As it so often does, the Communist Party of India (Marxist) has made pronouncements which are India's despair and its enemy's delight. Thus its general secretary, Mr Harkishan Singh Surjeet, whom neither age seems to wither nor experience make wise, stated on Tuesday that the country "should have made a fresh study" of the situation created by General Pervez Musharraf's address to the people of Pakistan on Sunday instead of going ahead with its diplomatic offensive "which was planned under different circumstances" The underlying implication that the address was most positive and has significantly altered the matrix of India-Pakistan relations, will doubtless thrill Pakistan's apologists who now demand that New Delhi respond by immediately holding talks with Islamabad.
Its breathtaking faith in the Pakistani President's sincerity, however, overlooks past experience of Islamabad's duplicity and treachery which explains the Government's position of not holding talks with it until there is evidence of its abandonment of cross-border terrorism as an instrument of state policy. The CPI(M)'s stand, which clearly undermines the Government's position, is, however, hardly surprising. Its refusal to participate in the all-party delegations, which the Government is planning to send to Muslim countries to explain its position regarding its current stand-off with Pakistan, predates Tuesday's press conference in which Mr Surjeet released the party's resolutions for its 17th Congress, The reason, as explained by Mr Prakash Karat, a member the party's politburo on Tuesday, was the lack of a common brief. "Our party", he said, "is for demobilisation of troops and creating the atmosphere for de-escalating tensions."
The CPI(M)-which wits feel should
be renamed as Confusion Party of India (Musharraf)-is clearly unable to
see that the root cause of the tension is not the recent mobilisation of
troops by India but the cross-border terrorism Pakistan has been unleashing
on this country for over two decades. Such myopia, again, is not surprising.

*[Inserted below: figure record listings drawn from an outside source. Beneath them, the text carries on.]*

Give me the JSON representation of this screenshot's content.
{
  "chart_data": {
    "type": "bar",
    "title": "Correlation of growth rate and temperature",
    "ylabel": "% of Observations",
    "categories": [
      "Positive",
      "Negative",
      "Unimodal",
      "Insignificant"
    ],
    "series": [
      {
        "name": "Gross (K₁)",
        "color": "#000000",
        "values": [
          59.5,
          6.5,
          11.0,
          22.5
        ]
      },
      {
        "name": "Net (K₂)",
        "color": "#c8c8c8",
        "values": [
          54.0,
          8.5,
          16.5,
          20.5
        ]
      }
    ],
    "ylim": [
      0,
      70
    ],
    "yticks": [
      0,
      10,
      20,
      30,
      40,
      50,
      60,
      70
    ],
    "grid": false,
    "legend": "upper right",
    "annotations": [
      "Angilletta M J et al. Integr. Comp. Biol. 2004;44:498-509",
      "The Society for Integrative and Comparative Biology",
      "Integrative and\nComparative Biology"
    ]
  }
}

A draft resolution for its 17th Congress severely criticises the Vajpayee
government "for its shameful record in downgrading India's status as an
independent and major non-aligned country." It fails to recongise that
the non-aligned movement, like the former Soviet Union, is dead and that,
far from losing its status as an independent country, India stands taller
in the world than ever before following its emergence as a nuclear power
under the Vajpayee government. No only that, it has, through deft diplomacy
and military mobilisation, contributed to a situation in which General
Musharraf was compelled to come out with Sunday's address. The CPI(M)'s
failure to appreciate all this is hardly surprising. Immediately after
1947, the undivided Communist Party of India of which it is a progeny,
had claimed that India's was a sham independence. One might have dismissed
the CPI(M)'s statements as amusing examples of ossified thinking rooted
in outdated ideological premises, had the country not been passing through
challenging times. In the present situation, its chronic inability to appreciate
the national interest, dating back to its failure to condemn the Chinese
aggression of 1962, calls for trenchant criticism.